Haiyan is the 14th that has entered East Sea this year. A tropical depression hit land Wednesday evening, causing rains that day and the next day in south-central and southern Vietnam.

It had not developed into a storm as expected, but Tang was quoted by Tuoi Tre (Youth) newspaper as saying that the authorities still considered it the 13th storm this year.

Precautions

Cao Duc Phat, Minister of Agriculture and Rural Development and head of the Central Steering Committee for Flood and Storm Control, said authorities in central Vietnam have to instruct boats to soon return to shore or leave dangerous areas, as well as ask fishers not to stay on boats.

He also ordered authorities from Thua Thien-Hue to Quang Ngai and northern Binh Dinh to evacuate all residents in the coastal areas before 7 p.m. Saturday.

Central Vietnam authorities also have to prepare plans to discharge water from local reservoirs after heavy rains but make sure the release will not flood lower areas, he said.

Prime Minister Nguyen Tan Dung Friday ordered authorities from Thanh Hoa to the southernmost province of Ca Mau to prohibit boats from going out to sea.

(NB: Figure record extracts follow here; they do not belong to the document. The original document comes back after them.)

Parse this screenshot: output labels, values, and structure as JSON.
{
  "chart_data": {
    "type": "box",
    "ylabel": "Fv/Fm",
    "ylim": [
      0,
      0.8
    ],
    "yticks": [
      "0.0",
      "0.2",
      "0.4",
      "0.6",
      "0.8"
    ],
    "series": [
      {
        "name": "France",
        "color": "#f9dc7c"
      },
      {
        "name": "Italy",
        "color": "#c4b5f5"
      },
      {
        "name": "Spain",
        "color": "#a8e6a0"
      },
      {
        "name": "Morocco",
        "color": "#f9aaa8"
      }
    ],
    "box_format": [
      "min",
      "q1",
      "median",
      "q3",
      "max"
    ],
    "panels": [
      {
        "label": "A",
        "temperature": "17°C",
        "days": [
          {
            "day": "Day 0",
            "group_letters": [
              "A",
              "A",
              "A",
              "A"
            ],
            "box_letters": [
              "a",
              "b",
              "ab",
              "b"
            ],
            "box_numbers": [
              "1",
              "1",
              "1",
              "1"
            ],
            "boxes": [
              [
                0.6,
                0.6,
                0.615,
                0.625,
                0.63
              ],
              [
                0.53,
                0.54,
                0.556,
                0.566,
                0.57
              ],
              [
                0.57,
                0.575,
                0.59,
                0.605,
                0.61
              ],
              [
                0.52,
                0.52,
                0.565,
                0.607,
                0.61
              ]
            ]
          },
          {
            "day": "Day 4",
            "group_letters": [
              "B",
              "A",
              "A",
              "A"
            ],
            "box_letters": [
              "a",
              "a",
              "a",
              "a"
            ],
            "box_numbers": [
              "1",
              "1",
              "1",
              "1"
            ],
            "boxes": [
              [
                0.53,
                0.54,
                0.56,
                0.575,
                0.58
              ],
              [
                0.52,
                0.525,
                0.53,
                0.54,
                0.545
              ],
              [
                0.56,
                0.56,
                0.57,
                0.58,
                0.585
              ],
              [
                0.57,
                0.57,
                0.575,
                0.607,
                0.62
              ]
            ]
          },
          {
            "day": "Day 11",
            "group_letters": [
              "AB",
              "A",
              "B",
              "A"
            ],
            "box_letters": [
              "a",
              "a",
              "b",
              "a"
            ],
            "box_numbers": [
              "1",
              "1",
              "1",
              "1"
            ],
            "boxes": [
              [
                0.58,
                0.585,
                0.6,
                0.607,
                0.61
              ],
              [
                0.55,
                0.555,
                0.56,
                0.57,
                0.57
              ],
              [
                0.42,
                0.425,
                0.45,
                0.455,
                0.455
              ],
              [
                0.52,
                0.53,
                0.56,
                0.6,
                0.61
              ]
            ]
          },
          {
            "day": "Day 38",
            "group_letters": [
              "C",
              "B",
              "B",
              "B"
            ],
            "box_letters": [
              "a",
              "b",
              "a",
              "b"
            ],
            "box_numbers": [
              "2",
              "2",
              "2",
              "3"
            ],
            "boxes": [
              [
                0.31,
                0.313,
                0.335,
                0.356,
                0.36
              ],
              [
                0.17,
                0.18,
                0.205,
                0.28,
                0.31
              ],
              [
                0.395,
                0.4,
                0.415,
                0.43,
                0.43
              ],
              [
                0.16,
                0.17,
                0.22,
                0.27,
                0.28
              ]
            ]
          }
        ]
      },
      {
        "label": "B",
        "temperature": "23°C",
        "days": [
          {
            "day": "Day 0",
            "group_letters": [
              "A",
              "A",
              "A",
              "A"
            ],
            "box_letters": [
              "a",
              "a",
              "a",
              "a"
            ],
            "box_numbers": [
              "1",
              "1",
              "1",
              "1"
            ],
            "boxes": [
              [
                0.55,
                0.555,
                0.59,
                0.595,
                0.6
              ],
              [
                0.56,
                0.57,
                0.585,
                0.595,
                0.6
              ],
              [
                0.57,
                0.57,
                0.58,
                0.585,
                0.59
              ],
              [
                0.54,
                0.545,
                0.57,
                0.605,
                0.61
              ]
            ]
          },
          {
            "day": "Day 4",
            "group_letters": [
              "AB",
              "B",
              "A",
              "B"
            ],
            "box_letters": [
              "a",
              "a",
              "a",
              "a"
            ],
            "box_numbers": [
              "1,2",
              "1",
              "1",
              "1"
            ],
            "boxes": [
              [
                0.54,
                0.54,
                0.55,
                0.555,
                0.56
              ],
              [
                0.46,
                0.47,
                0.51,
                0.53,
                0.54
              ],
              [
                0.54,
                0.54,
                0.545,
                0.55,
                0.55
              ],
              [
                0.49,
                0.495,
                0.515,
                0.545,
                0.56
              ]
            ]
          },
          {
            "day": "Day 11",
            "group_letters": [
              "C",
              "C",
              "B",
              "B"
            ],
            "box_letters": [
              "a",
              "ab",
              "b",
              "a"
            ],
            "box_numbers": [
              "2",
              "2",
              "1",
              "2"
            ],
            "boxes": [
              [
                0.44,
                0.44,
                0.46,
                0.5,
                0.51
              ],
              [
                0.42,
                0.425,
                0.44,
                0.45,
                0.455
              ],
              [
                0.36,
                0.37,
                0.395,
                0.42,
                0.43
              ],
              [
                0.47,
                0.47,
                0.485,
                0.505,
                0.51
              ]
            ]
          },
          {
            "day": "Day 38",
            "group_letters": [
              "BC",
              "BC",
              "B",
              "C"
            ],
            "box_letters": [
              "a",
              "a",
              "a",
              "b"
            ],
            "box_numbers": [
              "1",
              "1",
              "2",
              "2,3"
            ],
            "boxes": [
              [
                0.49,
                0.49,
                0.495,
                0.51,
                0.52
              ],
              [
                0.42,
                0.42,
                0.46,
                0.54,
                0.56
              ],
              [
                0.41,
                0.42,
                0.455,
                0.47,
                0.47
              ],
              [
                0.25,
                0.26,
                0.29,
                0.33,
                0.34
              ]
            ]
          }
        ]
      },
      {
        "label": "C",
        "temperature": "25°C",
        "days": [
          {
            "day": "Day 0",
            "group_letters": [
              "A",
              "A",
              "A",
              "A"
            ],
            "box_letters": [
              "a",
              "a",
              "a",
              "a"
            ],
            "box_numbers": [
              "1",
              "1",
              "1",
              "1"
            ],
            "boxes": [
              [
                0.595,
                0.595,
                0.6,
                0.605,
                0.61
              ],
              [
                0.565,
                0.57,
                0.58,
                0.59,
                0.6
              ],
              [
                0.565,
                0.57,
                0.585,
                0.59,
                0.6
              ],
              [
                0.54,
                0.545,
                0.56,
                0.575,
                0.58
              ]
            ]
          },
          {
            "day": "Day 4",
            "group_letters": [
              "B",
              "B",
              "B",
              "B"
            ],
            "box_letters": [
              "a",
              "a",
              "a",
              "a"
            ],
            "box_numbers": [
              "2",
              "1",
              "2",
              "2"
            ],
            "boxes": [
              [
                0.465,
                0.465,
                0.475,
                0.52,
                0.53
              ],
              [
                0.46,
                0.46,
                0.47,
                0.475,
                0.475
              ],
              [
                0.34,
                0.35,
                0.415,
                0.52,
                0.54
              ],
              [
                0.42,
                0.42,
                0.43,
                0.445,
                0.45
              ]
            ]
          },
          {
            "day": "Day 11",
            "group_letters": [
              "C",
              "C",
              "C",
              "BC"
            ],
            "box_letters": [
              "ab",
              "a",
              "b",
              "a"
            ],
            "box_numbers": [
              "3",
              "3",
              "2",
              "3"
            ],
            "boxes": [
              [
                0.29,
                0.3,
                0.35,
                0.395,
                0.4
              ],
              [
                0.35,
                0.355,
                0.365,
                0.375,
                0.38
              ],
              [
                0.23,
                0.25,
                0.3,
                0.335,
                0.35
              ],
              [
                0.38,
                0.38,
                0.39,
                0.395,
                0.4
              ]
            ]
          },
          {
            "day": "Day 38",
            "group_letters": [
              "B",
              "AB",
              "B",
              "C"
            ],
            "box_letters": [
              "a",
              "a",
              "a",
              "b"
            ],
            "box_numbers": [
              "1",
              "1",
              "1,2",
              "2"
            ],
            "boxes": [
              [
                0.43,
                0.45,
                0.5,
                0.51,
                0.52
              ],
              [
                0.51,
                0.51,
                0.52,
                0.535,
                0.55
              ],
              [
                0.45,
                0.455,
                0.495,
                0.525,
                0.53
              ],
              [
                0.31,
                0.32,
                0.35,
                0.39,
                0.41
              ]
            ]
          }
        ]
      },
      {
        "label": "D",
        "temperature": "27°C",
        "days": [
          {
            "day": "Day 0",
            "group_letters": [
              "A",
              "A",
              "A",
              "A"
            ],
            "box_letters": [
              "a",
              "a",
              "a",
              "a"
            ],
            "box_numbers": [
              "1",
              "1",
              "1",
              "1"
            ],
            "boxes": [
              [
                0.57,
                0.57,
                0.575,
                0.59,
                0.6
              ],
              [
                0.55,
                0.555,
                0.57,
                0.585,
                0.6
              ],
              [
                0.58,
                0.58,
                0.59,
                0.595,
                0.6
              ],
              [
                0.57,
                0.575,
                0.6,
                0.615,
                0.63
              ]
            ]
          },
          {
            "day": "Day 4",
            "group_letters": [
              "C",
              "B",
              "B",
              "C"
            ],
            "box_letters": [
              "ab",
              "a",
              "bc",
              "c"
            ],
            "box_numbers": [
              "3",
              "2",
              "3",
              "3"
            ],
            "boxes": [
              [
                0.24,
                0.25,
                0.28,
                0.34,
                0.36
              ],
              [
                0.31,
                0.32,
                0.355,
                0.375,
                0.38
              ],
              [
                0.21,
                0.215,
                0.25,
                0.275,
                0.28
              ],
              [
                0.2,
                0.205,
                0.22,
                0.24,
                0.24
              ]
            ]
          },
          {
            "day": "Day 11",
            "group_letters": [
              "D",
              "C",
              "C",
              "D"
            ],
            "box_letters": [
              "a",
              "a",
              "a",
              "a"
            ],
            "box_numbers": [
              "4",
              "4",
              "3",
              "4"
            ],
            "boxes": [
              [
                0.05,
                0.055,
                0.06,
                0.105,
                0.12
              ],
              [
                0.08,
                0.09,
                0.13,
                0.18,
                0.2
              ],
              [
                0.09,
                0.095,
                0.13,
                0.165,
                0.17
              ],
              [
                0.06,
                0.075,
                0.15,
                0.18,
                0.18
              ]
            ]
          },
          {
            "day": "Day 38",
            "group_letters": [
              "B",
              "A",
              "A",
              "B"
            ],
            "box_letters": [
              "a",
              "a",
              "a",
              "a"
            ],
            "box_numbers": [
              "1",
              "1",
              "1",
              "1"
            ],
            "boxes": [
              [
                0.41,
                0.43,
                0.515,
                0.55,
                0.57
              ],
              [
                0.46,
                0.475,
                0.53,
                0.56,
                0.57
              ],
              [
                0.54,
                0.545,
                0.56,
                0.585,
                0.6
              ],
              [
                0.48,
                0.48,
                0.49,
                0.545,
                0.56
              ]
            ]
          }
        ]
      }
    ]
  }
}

From Saturday, schools in the affected region have to close; offices must have plans in place to protect their properties; and police and military forces must prepare plans for search and rescue operations as well as traffic regulation.

The Ministry of Foreign Affairs Friday proposed to China, Malaysia, Indonesia and the Philippines that the neighboring countries shelter Vietnamese boats which cannot return home during storm.

 It also ordered Vietnam embassies in those countries to keep themselves updated with the storm's progress and cooperate with the countries' authorities in providing timely help to Vietnamese fishermen.